A federal judge previously ordered State to review 1,050 pages of the Clinton messages before the election. The deal that State and Vice News reporter Jason Leopold submitted to two other federal judges Wednesday will add 1,850 pages to those already scheduled for processing.
The release of the records seems certain to provide more unwelcome “drip, drip, drip” for the Clinton campaign, but many of the messages could emerge so close to the election that they’ll be caught up in the last-minute frenzy of coverage and back-to-back political events.
The new agreement calls for the releasable portion of the additional 1,850 pages to be made public on State’s website on Nov. 3. The existing schedule, in a case brought by conservative group Judicial Watch, calls for processing sets of 350 pages for posting on each of three days: Oct. 7, Oct. 21 and Nov. 4.
Negotiations toward the deal were first reported Monday by POLITICO. To strike the latest agreement, Leopold offered to defer receipt of other Clinton-related records State was under court order to review in a Freedom of Information Act suit he filed last year.
“Mr.
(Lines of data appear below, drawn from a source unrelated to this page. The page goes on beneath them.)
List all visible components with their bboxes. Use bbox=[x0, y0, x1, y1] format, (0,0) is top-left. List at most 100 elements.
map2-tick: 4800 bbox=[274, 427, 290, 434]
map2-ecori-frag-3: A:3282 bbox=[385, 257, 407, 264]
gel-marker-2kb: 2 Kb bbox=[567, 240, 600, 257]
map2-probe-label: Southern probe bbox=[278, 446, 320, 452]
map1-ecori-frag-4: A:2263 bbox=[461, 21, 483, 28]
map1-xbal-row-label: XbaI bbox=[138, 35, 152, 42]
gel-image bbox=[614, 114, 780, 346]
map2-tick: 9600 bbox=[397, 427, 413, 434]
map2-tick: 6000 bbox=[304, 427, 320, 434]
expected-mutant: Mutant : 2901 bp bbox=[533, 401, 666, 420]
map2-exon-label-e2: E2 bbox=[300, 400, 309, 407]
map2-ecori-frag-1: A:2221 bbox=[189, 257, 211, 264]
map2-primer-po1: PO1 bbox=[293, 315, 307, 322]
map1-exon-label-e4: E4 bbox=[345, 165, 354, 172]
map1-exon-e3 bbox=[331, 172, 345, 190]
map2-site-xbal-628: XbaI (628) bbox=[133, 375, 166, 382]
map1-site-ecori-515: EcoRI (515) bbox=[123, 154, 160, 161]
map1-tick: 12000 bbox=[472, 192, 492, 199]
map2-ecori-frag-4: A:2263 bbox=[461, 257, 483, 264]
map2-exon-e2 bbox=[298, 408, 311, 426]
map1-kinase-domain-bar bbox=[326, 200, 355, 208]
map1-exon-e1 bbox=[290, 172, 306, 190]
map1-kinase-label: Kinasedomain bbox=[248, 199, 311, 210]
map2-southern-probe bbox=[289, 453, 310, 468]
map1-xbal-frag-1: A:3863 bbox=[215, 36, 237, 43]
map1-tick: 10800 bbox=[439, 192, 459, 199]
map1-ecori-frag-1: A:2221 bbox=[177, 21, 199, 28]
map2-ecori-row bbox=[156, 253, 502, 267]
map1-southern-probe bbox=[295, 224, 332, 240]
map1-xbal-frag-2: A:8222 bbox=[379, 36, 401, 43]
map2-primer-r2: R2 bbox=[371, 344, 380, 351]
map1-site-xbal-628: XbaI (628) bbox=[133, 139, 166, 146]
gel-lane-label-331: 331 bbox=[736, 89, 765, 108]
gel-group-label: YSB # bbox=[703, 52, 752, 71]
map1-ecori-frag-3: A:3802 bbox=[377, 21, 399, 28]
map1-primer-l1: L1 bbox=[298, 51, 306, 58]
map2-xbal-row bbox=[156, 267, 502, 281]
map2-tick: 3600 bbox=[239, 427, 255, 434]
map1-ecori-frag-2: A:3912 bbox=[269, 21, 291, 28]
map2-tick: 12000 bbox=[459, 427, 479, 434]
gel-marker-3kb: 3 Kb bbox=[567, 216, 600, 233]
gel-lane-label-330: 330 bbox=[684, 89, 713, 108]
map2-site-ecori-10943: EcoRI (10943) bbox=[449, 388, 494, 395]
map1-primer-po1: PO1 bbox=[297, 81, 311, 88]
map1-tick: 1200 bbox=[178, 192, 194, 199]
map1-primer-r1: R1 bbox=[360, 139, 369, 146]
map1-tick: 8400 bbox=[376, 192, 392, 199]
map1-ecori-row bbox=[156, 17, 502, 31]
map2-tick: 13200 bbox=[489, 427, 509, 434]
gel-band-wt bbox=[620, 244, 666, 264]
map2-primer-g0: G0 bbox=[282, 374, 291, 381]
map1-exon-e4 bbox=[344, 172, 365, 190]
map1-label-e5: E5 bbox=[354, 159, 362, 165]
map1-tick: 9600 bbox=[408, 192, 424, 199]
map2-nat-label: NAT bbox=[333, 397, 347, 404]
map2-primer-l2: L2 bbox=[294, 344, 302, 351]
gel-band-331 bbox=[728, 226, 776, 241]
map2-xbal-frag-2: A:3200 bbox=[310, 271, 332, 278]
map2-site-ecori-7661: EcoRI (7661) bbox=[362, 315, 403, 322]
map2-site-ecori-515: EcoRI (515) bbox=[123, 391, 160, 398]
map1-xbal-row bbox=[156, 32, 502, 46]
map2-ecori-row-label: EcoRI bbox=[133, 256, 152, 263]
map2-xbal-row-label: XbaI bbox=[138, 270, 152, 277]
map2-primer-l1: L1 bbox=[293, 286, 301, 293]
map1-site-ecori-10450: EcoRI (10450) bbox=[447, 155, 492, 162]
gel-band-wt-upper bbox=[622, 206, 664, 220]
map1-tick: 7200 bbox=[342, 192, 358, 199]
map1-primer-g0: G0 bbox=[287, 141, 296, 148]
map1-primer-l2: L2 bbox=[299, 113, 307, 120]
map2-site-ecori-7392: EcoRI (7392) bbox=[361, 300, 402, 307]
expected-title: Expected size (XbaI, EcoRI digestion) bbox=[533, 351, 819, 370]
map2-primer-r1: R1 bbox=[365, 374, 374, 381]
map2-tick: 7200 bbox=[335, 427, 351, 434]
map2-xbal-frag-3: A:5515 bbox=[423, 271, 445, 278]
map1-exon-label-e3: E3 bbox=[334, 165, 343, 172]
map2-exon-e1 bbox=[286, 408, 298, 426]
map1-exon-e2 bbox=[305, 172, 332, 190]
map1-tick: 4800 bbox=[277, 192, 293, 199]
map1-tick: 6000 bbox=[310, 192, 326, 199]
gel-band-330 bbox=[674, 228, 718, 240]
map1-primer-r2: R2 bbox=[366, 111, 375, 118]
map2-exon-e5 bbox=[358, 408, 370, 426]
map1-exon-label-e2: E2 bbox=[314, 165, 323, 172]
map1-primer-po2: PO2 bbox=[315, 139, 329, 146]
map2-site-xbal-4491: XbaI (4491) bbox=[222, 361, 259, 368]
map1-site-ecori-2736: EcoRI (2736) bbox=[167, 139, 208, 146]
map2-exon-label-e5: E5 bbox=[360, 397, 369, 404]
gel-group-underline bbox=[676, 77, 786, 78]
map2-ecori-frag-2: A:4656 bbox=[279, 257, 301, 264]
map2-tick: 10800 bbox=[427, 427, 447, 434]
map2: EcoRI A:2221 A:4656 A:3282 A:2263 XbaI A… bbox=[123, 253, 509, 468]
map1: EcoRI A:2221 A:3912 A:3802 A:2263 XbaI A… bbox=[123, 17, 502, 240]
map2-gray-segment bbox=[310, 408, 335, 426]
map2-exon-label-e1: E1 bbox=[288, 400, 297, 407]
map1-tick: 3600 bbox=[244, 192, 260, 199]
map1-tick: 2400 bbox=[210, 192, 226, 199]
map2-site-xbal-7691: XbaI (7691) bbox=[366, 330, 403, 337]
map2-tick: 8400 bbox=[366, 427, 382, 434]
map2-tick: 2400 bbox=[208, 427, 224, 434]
Leopold is pleased he was able to offer a solution that will increase transparency in a victory for the voting public. Mr. Leopold sacrificed productions due to him regarding the aspect of his FOIA request seeking the records of Secretary Clinton’s top aides,” said Ryan James, an attorney for the journalist.
While State has now agreed to process 2,900 pages of the FBI-found emails by the election, far fewer than that may actually be made public by then. State officials have said their initial appraisal deemed about 5,600 messages sent over by the FBI to be work-related, which could amount to more than 10,000 pages. However, about half those messages could be duplicates and some could still be determined to be personal and withheld in their entirety.
The order proposed Wednesday also allows State to count toward its processed pages messages that are referred to other government agencies for review. In theory, State could produce or process more pages than the orders require, but the agency appears unlikely to overshoot by much given its complaints about strained resources.
The set of 54,000 pages of messages Clinton turned over to State in late 2014 was made public in a process that wound up in February of this year. The new messages were recovered by the FBI from various sources, including old computer equipment used by Clinton and her aides. Messages retained by others but not by Clinton are also believed to be part of the FBI collection.